“Cascading biases against poorer countries” (A response to du Pont et. al. in Nature Climate Change)
This is a quick notice of a brief “correspondence” piece, just published in Nature Climate Change.
Cascading biases against poorer countries (see the sharable link at https://rdcu.be/MMbA) was written by an ad-hoc group of analysts and philosophers who got together in 2017 to respond to Equitable mitigation to achieve the Paris Agreement goals (the sharable link is https://t.co/vXFWgLDBOV), which du Pont et. al. published in December of 2016 in Nature Climate Change.
Our published response to du Pont et. al., Cascading biases against poorer countries, is quite short, but we think it manages to make its core points. In a nutshell, our claim in that du Pont and his colleagues reach counter-intuitive conclusions (for example that the EU has made a more “equitable” pledge than either China or India) by way of a cascading series of decisions that, taken together, skew their approach towards various kinds of grandfathering, while, at the same time, appearing to be derived from a balanced and comprehensive set of high-level equity principles.
A bit more . . .
With the euphoria of the Paris breakthrough now in the rear-view mirror, and attention shifting to post-Paris action plans, it’s worth noting that all sorts of pledges – national NDCs, regional emissions caps, even the energy roadmaps of individual corporations – are being advertised as being “Paris compliant.”
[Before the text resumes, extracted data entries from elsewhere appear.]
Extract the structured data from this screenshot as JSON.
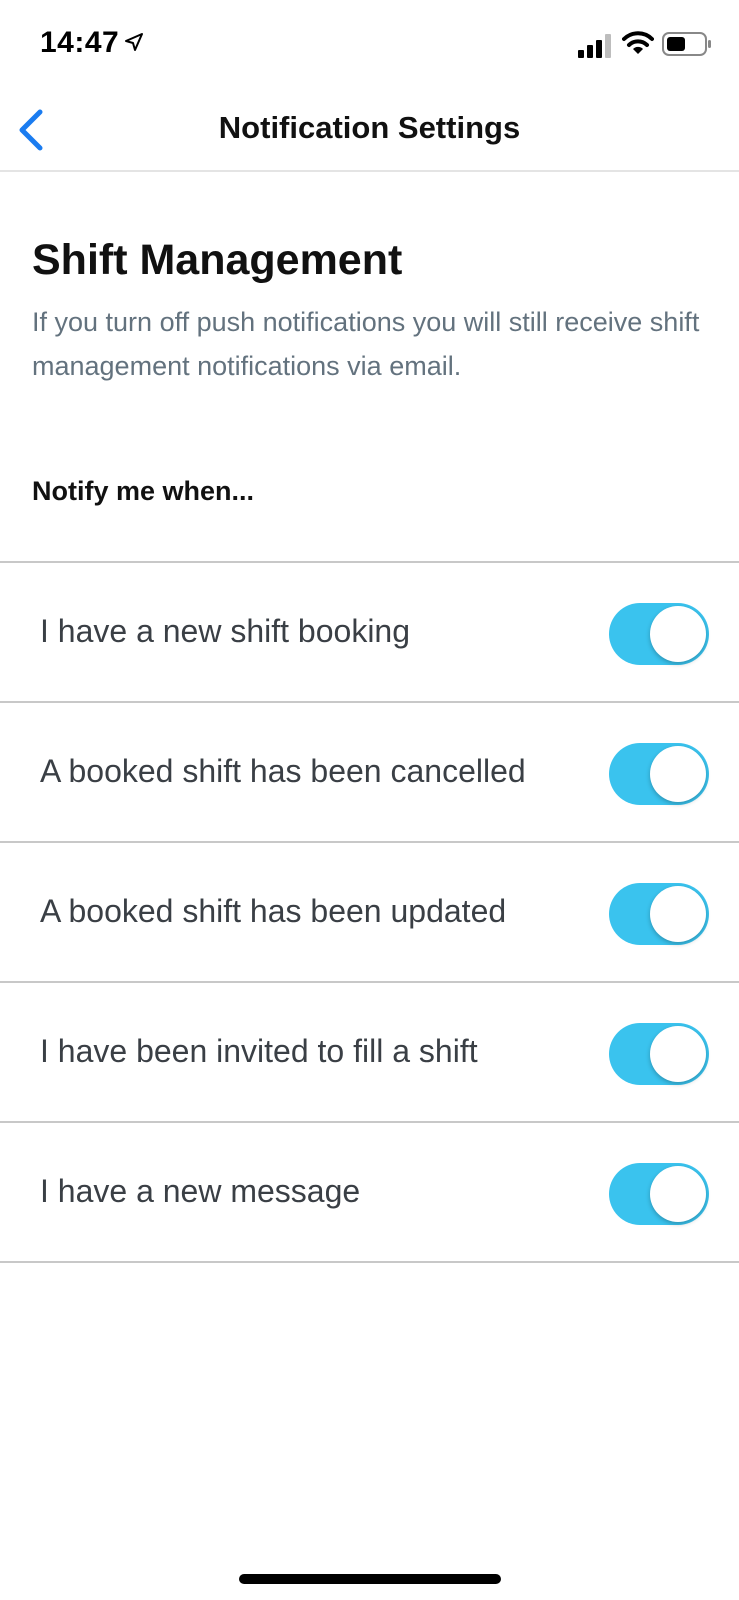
{
  "status_bar": {
    "time": "14:47",
    "icons": [
      "location-arrow-icon",
      "signal-icon",
      "wifi-icon",
      "battery-icon"
    ]
  },
  "nav": {
    "title": "Notification Settings",
    "back_icon": "chevron-left-icon"
  },
  "section": {
    "title": "Shift Management",
    "description": "If you turn off push notifications you will still receive shift management notifications via email.",
    "notify_label": "Notify me when..."
  },
  "settings": [
    {
      "label": "I have a new shift booking",
      "enabled": true
    },
    {
      "label": "A booked shift has been cancelled",
      "enabled": true
    },
    {
      "label": "A booked shift has been updated",
      "enabled": true
    },
    {
      "label": "I have been invited to fill a shift",
      "enabled": true
    },
    {
      "label": "I have a new message",
      "enabled": true
    }
  ],
  "colors": {
    "toggle_on": "#3ac3ee",
    "back_accent": "#1a7cf0",
    "description_text": "#63727e"
  }
}
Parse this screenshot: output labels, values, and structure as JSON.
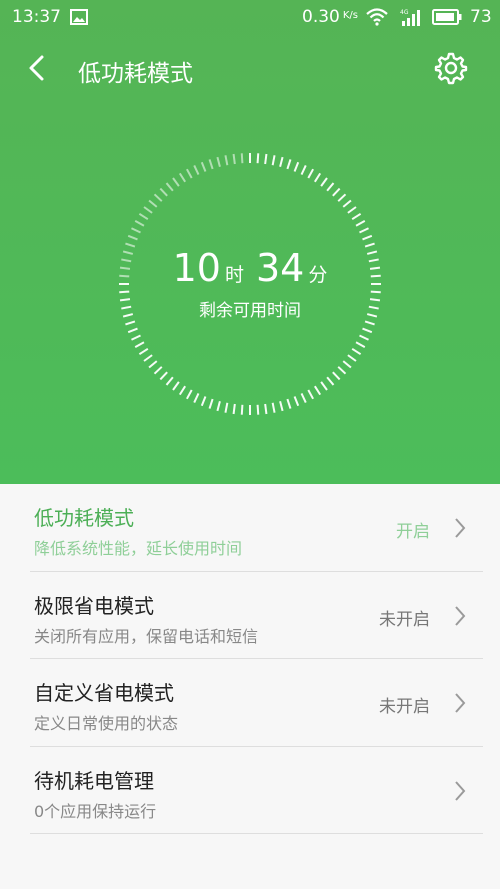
{
  "status_bar": {
    "time": "13:37",
    "net_speed": "0.30",
    "net_speed_unit": "K/s",
    "battery_pct": "73",
    "icons": [
      "gallery-icon",
      "wifi-icon",
      "4g-signal-icon",
      "battery-icon"
    ]
  },
  "app_bar": {
    "title": "低功耗模式",
    "back_icon": "back-arrow-icon",
    "settings_icon": "gear-icon"
  },
  "dial": {
    "hours": "10",
    "hours_unit": "时",
    "minutes": "34",
    "minutes_unit": "分",
    "label": "剩余可用时间"
  },
  "modes": [
    {
      "title": "低功耗模式",
      "subtitle": "降低系统性能，延长使用时间",
      "state": "开启",
      "active": true
    },
    {
      "title": "极限省电模式",
      "subtitle": "关闭所有应用，保留电话和短信",
      "state": "未开启",
      "active": false
    },
    {
      "title": "自定义省电模式",
      "subtitle": "定义日常使用的状态",
      "state": "未开启",
      "active": false
    },
    {
      "title": "待机耗电管理",
      "subtitle": "0个应用保持运行",
      "state": "",
      "active": false
    }
  ],
  "colors": {
    "accent": "#4caf56",
    "header_bg": "#55b455",
    "list_bg": "#f7f7f7"
  }
}
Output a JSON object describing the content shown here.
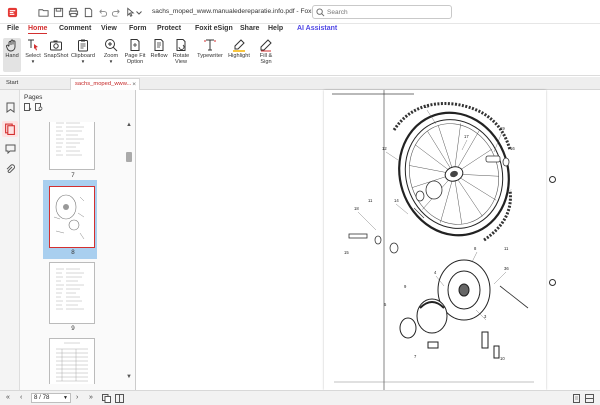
{
  "titlebar": {
    "doc_title": "sachs_moped_www.manualedereparatie.info.pdf - Foxit PDF Re...",
    "search_placeholder": "Search"
  },
  "menu": [
    "File",
    "Home",
    "Comment",
    "View",
    "Form",
    "Protect",
    "Foxit eSign",
    "Share",
    "Help",
    "AI Assistant"
  ],
  "menu_active": "Home",
  "ribbon": {
    "hand": "Hand",
    "select": "Select",
    "snapshot": "SnapShot",
    "clipboard": "Clipboard",
    "zoom": "Zoom",
    "pagefit1": "Page Fit",
    "pagefit2": "Option",
    "reflow": "Reflow",
    "rotate1": "Rotate",
    "rotate2": "View",
    "typewriter": "Typewriter",
    "highlight": "Highlight",
    "fill1": "Fill &",
    "fill2": "Sign"
  },
  "tabs": {
    "start": "Start",
    "doc": "sachs_moped_www...",
    "close": "×"
  },
  "panel": {
    "title": "Pages",
    "thumbs": [
      "7",
      "8",
      "9"
    ]
  },
  "status": {
    "page_value": "8 / 78"
  },
  "colors": {
    "accent": "#d32f2f",
    "ai": "#4f46e5",
    "selection": "#a9cfef"
  }
}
In this context, with first-cut stocktake processes spinning up, remember that Paris lays out a “pledge and review” regime, and that the second term in this phrase must be taken as seriously as the first. There will, in particular, be no real ambition ratchet without real equity assessment. It won’t be easy to agree on a proper assessment process, but open dialog will certainly help. What else possibly could?
Paris’s Article 14, which lays out the terms of reference for the all-important Global Stocktake process, is quite explicit. This stocktake will be conducted “in a comprehensive and facilitative manner, considering mitigation, adaptation and the means of implementation and support, and in the light of equity and the best available science.”
What does this imply? What does it even mean? What, in particular, does it mean for the assessment of individual national pledges?
Hopefully, the debate will quickly evolve, and hopefully, too, it will henceforth be productive and illuminating. To that end, disagreements should be respectful, but they should also be clear. Transparency is critical, particularly if the “equity and ambition” debate is to be comprehensible to new people. And we should all remember that none of us knows how to best engage the equity challenge.
Moving forward with the equity debate, some heat is inevitable. But our goal should be to cast light.